Javier is an instructor at Best Ideas 2022.

This following article has been excerpted from a letter to BrightGate investors.

I think it is the right time to write some words on how I think about the nexus between accounting and valuation, and how such a framework informs my investment decisions. The summary metrics that I provide [in my letters] usually go unreported in other funds, and here I will argue why these metrics have more informative content than the traditional ones, and how they are indissolubly tied both to a firms’ core business and their accounting. In other words, these metrics are the ones I would like to receive if I were in your place trying to obtain a clear overview of the Fund’s portfolio.

Although it is usually argued that valuation is not a differential part of the investment process, for “everything has already been invented”, I cannot but disagree with such a statement. Although in the end the success of an investment boils down to the knowledge of the business and its own future dynamics, a correct study of the valuation and the accounting allows a better understanding of the business and to avoid serious mistakes later.

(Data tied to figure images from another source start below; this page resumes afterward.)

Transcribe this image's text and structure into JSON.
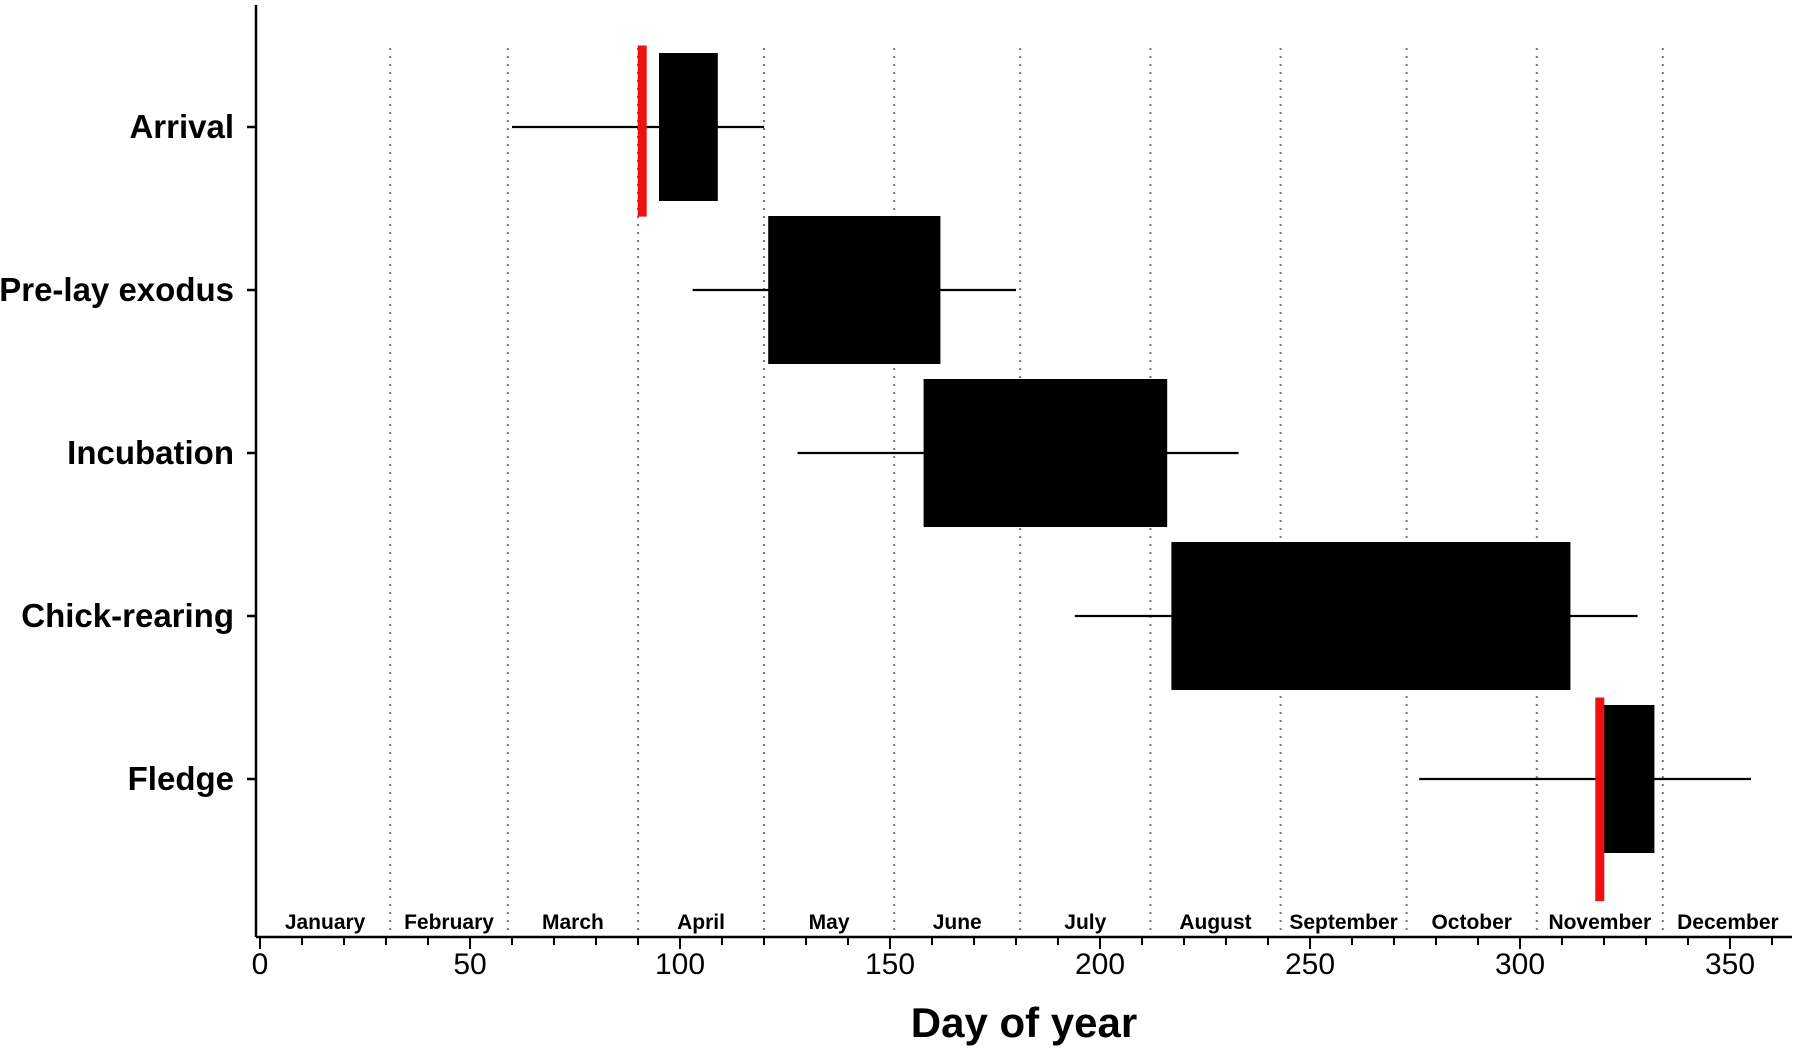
{
  "chart_data": {
    "type": "bar",
    "subtype": "range-boxplot",
    "xlabel": "Day of year",
    "ylabel": "",
    "xlim": [
      0,
      365
    ],
    "x_ticks": [
      0,
      50,
      100,
      150,
      200,
      250,
      300,
      350
    ],
    "x_tick_labels": [
      "0",
      "50",
      "100",
      "150",
      "200",
      "250",
      "300",
      "350"
    ],
    "categories": [
      "Arrival",
      "Pre-lay exodus",
      "Incubation",
      "Chick-rearing",
      "Fledge"
    ],
    "ranges": [
      {
        "name": "Arrival",
        "whisker_min": 60,
        "box_start": 95,
        "box_end": 109,
        "whisker_max": 120
      },
      {
        "name": "Pre-lay exodus",
        "whisker_min": 103,
        "box_start": 121,
        "box_end": 162,
        "whisker_max": 180
      },
      {
        "name": "Incubation",
        "whisker_min": 128,
        "box_start": 158,
        "box_end": 216,
        "whisker_max": 233
      },
      {
        "name": "Chick-rearing",
        "whisker_min": 194,
        "box_start": 217,
        "box_end": 312,
        "whisker_max": 328
      },
      {
        "name": "Fledge",
        "whisker_min": 276,
        "box_start": 320,
        "box_end": 332,
        "whisker_max": 355
      }
    ],
    "markers": [
      {
        "x": 91,
        "y_from": -0.5,
        "y_to": 0.55,
        "color": "#ee1111"
      },
      {
        "x": 319,
        "y_from": 3.5,
        "y_to": 4.75,
        "color": "#ee1111"
      }
    ],
    "month_boundaries": [
      31,
      59,
      90,
      120,
      151,
      181,
      212,
      243,
      273,
      304,
      334
    ],
    "months": [
      "January",
      "February",
      "March",
      "April",
      "May",
      "June",
      "July",
      "August",
      "September",
      "October",
      "November",
      "December"
    ],
    "grid": "vertical dotted at month boundaries",
    "legend": "none",
    "colors": {
      "box": "#000000",
      "marker": "#ee1111"
    }
  }
}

The exposition that follows is necessarily a simplification of our financial models, but it will be enough to grasp the conceptual framework. The method that I employ to value business is the residual income model (or economic profits, as they are known in the academic literature), which says that the value of every asset is given by its current book value in the balance sheet plus those future discounted earnings obtained above the cost of capital – residual or economic earnings. If we have an asset with a book value of 100€, and we expect it will yield returns of 7% (7€ of profits at perpetuity), and our cost of capital is 7%, the asset should be valued at book value – no more, no less.